How comfortably we had assumed that nothing could go wrong! We all do this so many times. In fact, almost all the time with our near and dear ones. We assume that nothing can happen. But when it does, it takes us by shock and surprise. We assume that we can comfortably live in our own orbits and assume that nothing can happen to us. A neighbour happens to be a part of a car crash, we assume it could never be us. A stranger misses his flight - oh, that could never be us. A building burns down in the next town - that can not happen to us, ever. Terror strikes a country - oh, not us, NO Way!! We forget to count our blessings, forget to give credit to everyone in our lives, and forget to thank God what is in our hands. We assume, its all normal and cant change. We assume way too many things for our own good. We assume!!

January 27, 2009

Pinks and Blues

A month or two ago we met up with one of our family friends. We were generally conversing regarding children and the 'oh-so-scary-for-parents' peer pressure. We discussed how kids these days ask for fancy, hi-tech gadgets not because they want it but more because their friends have it. To a certain extent its easy to stop them and control their demands. But what if this so called peer pressure extends to a psychological domain? What do you do when it begins questioning your child's existence with other children his age?
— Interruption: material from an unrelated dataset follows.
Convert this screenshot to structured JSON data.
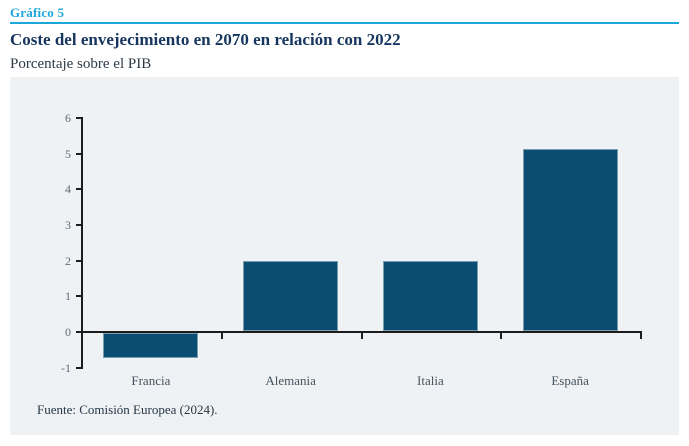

This friend we met have a son who is about eight years old. One day after school he apparently came over to his mother and told her he wanted a new pair of sports shoes. She was surprised because the one he had right then was something he had picked up out of his own will not very long ago. When she denied his request he said, "Ma, but they all say if I wear this shoe I'm a girl". His mom was perplexed. She asked him, "Why would they say that and why would you believe so?". He replied sadly, "Because it has a purple line in it". This surprised his mother even more. He quickly added, "Purple is for girls." She stood looking at him with her lips pursed not knowing what more to say. The next day he had another pair of shoes with no streaks or shades of purple or pink.

I'm not sure sometimes if I could call this as peer-pressure or simply imbibing ideas into young minds. Ideas that they grow up with and ones that carve the way they think. Its amazing but true, but we elders too do fall for such things only so that we "go with the flow".

Not too long after a baby is born a major part of the child's wardrobe is dominated by shades of just one colour. Pinks for girls, blues for boys. I think its becoming so cliched and so boring too. In fact, its so very contradicting - In a world where we are fighting to have both genders equal, we begin by differentiating right from the start!! While nature offers us so many hues, we are busy categorizing ourselves in to the Pinks and the Blues.